Welcome to the 5th segment of a nine part series on the big areas of life that addiction/alcoholism and recovery can and need to have(for the recovery part)on our life in general. Please go into whatever archives exist on the site you are reading this to find the article from May of this year so you can get caught up on the main four areas. For the sake of bringing some people up to speed and for a quick reminder for those who read last month’s article, the main or fabulous four areas of life are: Physical, Mental, Emotional, Spiritual. Again, see the archives for a detailed breakdown of these areas. This month, we are going to take a closer look at some of the ways that recovery affect the mental part of our life. Of course, there is so much information on this that it would literally take us at least a few years of daily articles to cover it all. Since you have no desire to spend that much time reading and ditto for me typing, we will cover some basics. As with all articles, I encourage you to do as much further research as you can/want on the subject.

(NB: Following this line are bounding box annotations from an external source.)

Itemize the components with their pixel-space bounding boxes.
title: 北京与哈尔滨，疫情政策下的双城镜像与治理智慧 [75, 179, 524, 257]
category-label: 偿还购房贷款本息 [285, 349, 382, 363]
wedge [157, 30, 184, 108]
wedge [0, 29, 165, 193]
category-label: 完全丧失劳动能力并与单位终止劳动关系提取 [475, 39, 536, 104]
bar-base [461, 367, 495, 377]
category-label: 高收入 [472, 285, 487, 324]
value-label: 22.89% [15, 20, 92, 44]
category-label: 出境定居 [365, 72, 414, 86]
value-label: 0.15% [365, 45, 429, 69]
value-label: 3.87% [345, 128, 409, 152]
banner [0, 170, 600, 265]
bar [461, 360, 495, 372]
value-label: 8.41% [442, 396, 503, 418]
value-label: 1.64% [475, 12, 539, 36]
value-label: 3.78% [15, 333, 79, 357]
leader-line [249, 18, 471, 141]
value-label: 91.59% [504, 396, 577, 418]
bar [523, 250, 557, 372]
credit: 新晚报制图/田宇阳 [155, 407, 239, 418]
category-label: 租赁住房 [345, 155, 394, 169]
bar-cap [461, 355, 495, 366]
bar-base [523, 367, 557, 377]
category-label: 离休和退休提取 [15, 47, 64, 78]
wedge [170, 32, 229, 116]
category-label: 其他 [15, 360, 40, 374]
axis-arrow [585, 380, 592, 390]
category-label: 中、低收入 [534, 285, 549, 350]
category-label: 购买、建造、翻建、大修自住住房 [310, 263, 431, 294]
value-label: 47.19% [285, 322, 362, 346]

How does recovery affect the mental part of our lives? In many ways, thankfully. A common phrase you hear in treatment and recovery is “a new way of thinking”, or “she/he has to develop a new way of thinking”. Well, most everyone would agree that an addict or alcoholic definitely could use a tune up in how they think, but defining that is a little trickier. Research shows that the brain of an addict or an alcoholic,once sober, actually repairs and fixes itself back to almost 100% of what it used to be(provided the unfortunate, imaginary line has been crossed and the person has caused themselves irreparable brain damage). As the brain heals, and there are many 3D images available via the internet that can show you the damage and then the healing of the brain, the cognitive part of the brain is able to function again at a high level.

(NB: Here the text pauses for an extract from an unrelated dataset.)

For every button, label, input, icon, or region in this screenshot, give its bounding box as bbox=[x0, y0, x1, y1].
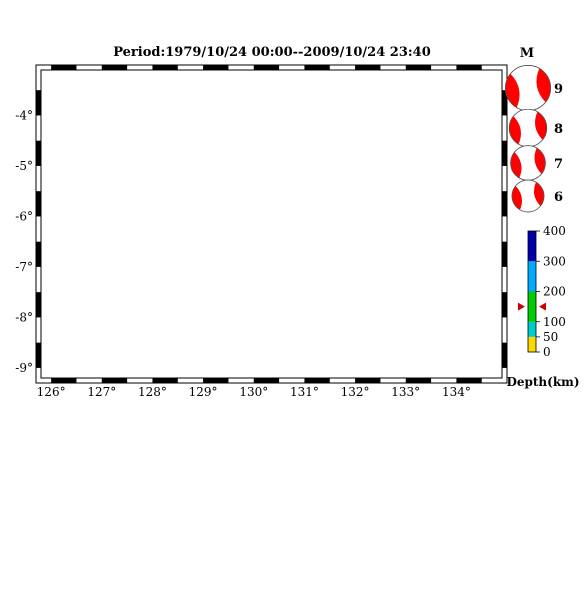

Over time, and it has been estimated that it takes roughly 2 years for an addict or alcoholic brain to regain total, optimal functioning, the thought patterns began to evolve and are soon on par with someone who has never had the issue. Certain thoughts may still be present that require attention, though. For instance, an alcoholic may at times, find the thought of drinking cross his mind. It is important to note that although sober, and healthier, the brain never fully rids itself of the disease of alcoholism or addiction(please reference earlier articles or look up addiction as a disease if you need some clarity on this)and because of that disease, an addict or alcoholic will always need to be mindful of some sabotaging thoughts that may pop up, but a new way of thinking is formed over time and can lead to a productive and happy life style.
Treatment plays a big role in this dynamic, because developing a new way of thinking for one’s self, ultimately requires many other people. You can’t tell, on your own accord, at least not initially that you are experiencing change. You need feedback from professionals and experienced people. On of the great thing about the brain, is it learns through hearing and seeing others. This is simply put, how school works. The professionals in treatment serve as the “teachers” of recovery and can help facilitate the change in thinking that you need.
Enjoy the beginning of fall! We’ll see you next month!